Theatre producer Hannah Elsy reflects on the people who taught her to focus on the details without forgetting the big picture.
Mary King and Stuart McGill
Mary and Stuart run the Playbox Theatre in Warwick, a flagship youth theatre in the West Midlands that I attended from the ages of 4 to 18. Training and performing at Playbox was formative for me as a person and a maker of theatre. I trained in theatre craft including Shakespeare, lighting for stage, text and voice. I performed in Pink Floyd’s ‘The Wall’, ‘A Midsummer Night’s Dream’, ‘Cinderella’ and many more. The ethos of Playbox is "Energy, Enthusiasm and Passion”. Combined with an uncompromising serving of tough love, this leads to the high standards of shows that Playbox is known for. This ethos is still how I try to approach my work today. When rehearsing for productions and not called to be on stage, we were always encouraged to sit in the auditorium and watch everyone else work. That’s where I gained my knowledge of all the moving components of a production, and how they interlink to make theatrical magic.
Playbox has an impressive list of alums: Sophie Turner, Josh McGuire, Calum Finlay to name a few. This is a testament to exceptional quality of training they provide!
Chris was former Head of International Licensing at Cameron Mackintosh Limited and now runs Producer’s Pool, a networking event for theatre producers. Chris is a champion of producers, online and offline, which is something I believe is sorely needed: the producer is often painted as the ‘bad guy’ and kicked around a lot in the press and on social media. Chris will always play devil’s advocate when needed. He has given me some brilliant career surgeries over the years and has really helped to steer me towards becoming a producer who works in both the for-profit commercial sector and not-for-profit subsidised sector. His industry knowledge has helped more than once when I’ve been in a tight spot with a negotiation.

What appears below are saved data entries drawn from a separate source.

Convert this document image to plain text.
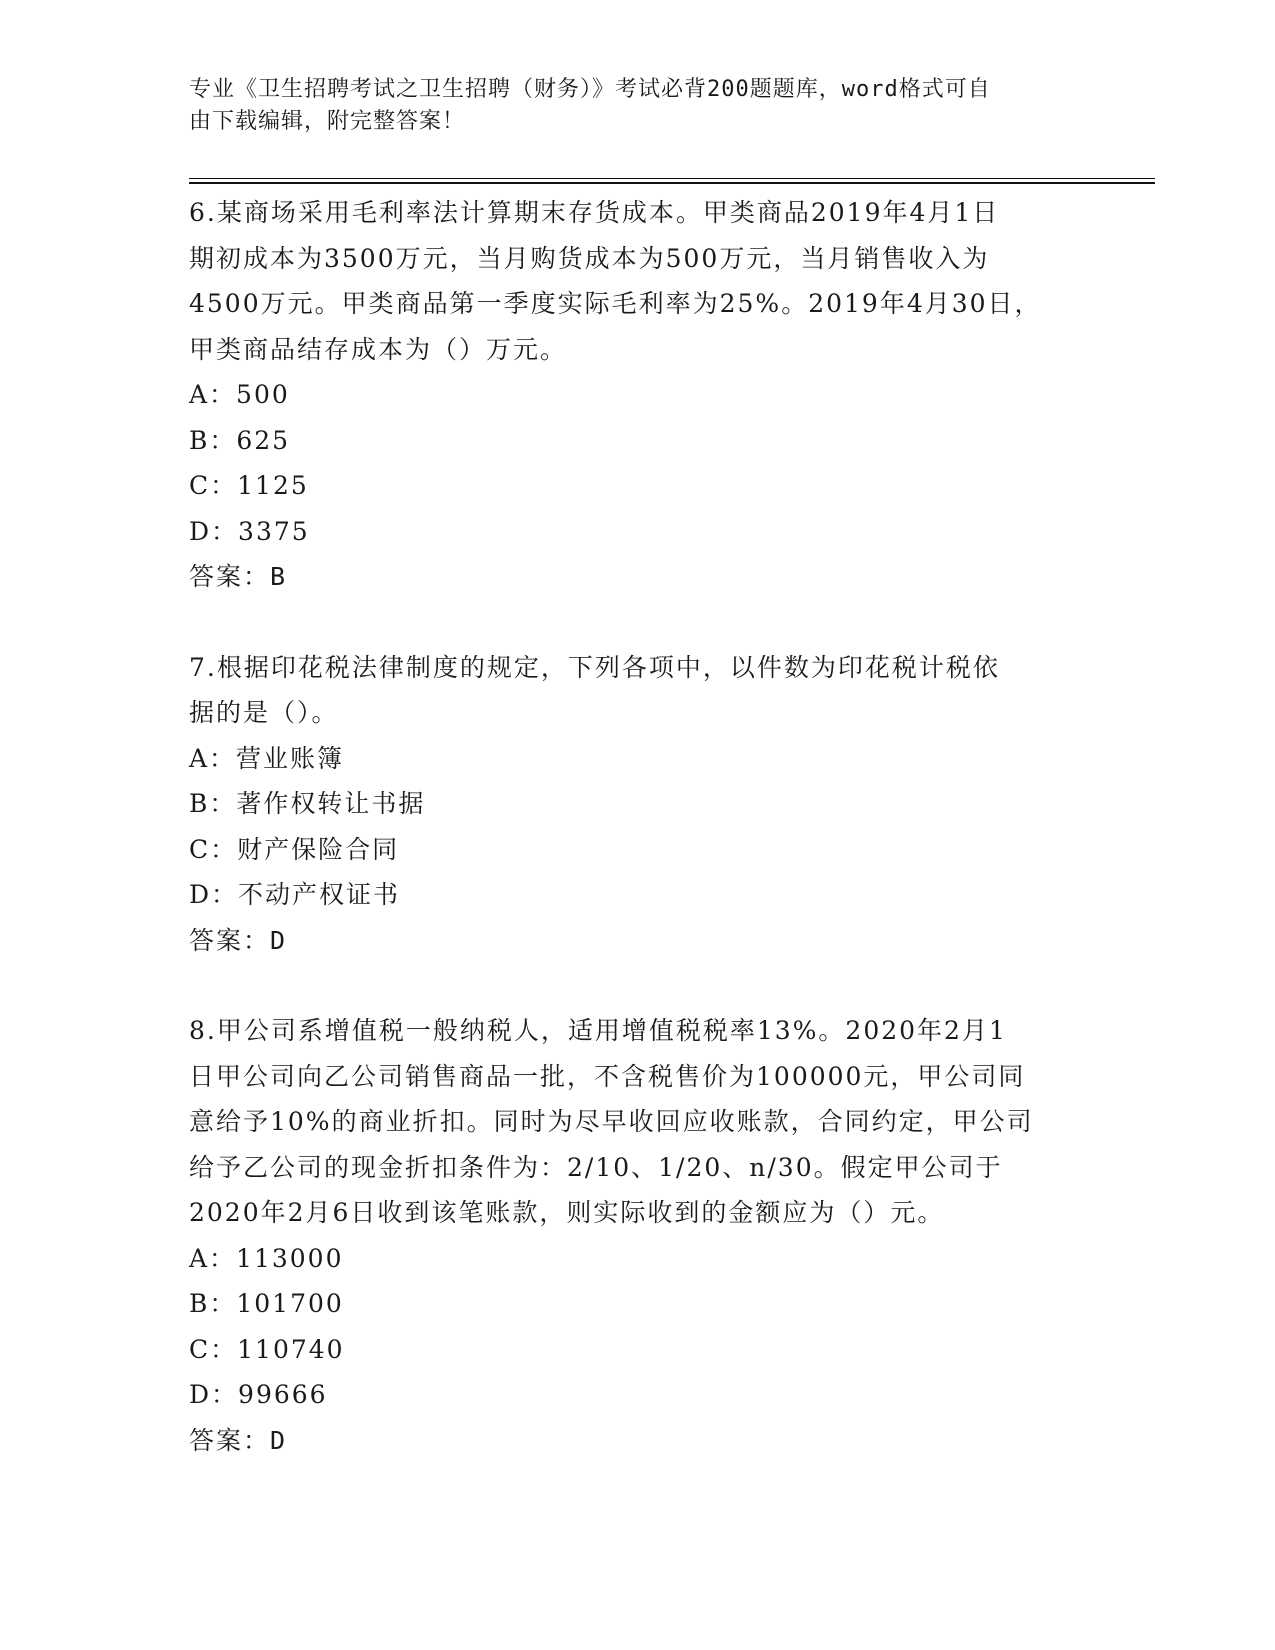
专业《卫生招聘考试之卫生招聘（财务）》考试必背200题题库，word格式可自
由下载编辑，附完整答案！

6.某商场采用毛利率法计算期末存货成本。甲类商品2019年4月1日

期初成本为3500万元，当月购货成本为500万元，当月销售收入为

4500万元。甲类商品第一季度实际毛利率为25%。2019年4月30日，

甲类商品结存成本为（）万元。

A：500

B：625

C：1125

D：3375

答案：B

7.根据印花税法律制度的规定，下列各项中，以件数为印花税计税依

据的是（）。

A：营业账簿

B：著作权转让书据

C：财产保险合同

D：不动产权证书

答案：D

8.甲公司系增值税一般纳税人，适用增值税税率13%。2020年2月1

日甲公司向乙公司销售商品一批，不含税售价为100000元，甲公司同

意给予10%的商业折扣。同时为尽早收回应收账款，合同约定，甲公司

给予乙公司的现金折扣条件为：2/10、1/20、n/30。假定甲公司于

2020年2月6日收到该笔账款，则实际收到的金额应为（）元。

A：113000

B：101700

C：110740

D：99666

答案：D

We share a belief in simple solutions being the best solutions
The staff at The Old Vic
I’ve worked for the Old Vic for a year and a half now, as a freelancer, and an employee. I love the fact that the Old Vic receives no regular public subsidy and still manages to put on fantastic and lavish productions. It is working to make the popular artistic and the artistic popular, and straddles both the commercial and the subsidised sectors - an approach I apply to my producing business. The drive, expertise and commitment from all departments that goes into making productions happen is incredible. On quite a few occasions I have asked a staff member with a specialist skill to teach me how to do something for one of my productions – not as part of my work for the Old Vic – and they have generously shared their knowledge. I am a better producer for my time there.
Ronia is one of two non-theatre people in this list. She is a communications expert who runs her own business, Spoken Business Communications Limited, and has been mentoring me for a few years. She is an incredible woman who was trained in how to communicate by the army. She uses that training to teach me how to present my ideas clearly, express them in writing and navigate complicated conversations. Ronia inspires me because she is a businesswoman – I see myself firstly as a businesswoman and secondly as a producer – and because we share a belief in simple solutions being the best solutions. She is a master of clarity of thought and speech, and I find her training helpful when I’m proposing deals to a funder or collaborator.
Finally, and I know this is cliché – it’s my dad! He’s had a really impressive 40-year career in the engineering and automotive industries, working at Land Rover and Jaguar, running a company called Torotrak that developed new gearbox technology and most recently leading an initiative called the High Value Manufacturing Catapult, which uses public and private money to develop new engineering and manufacturing ideas in the UK. He’s a guru because he is always sure to remind me of the bigger picture when I’m working on a show and encourages me not to get too worried about the little things – which can be easy to do when you are managing the minutiae of a production! I often compare showbusiness to other forms of business and I’m inspired to draw from traditional business practices in my work. I think this is partly down to the influence of my dad.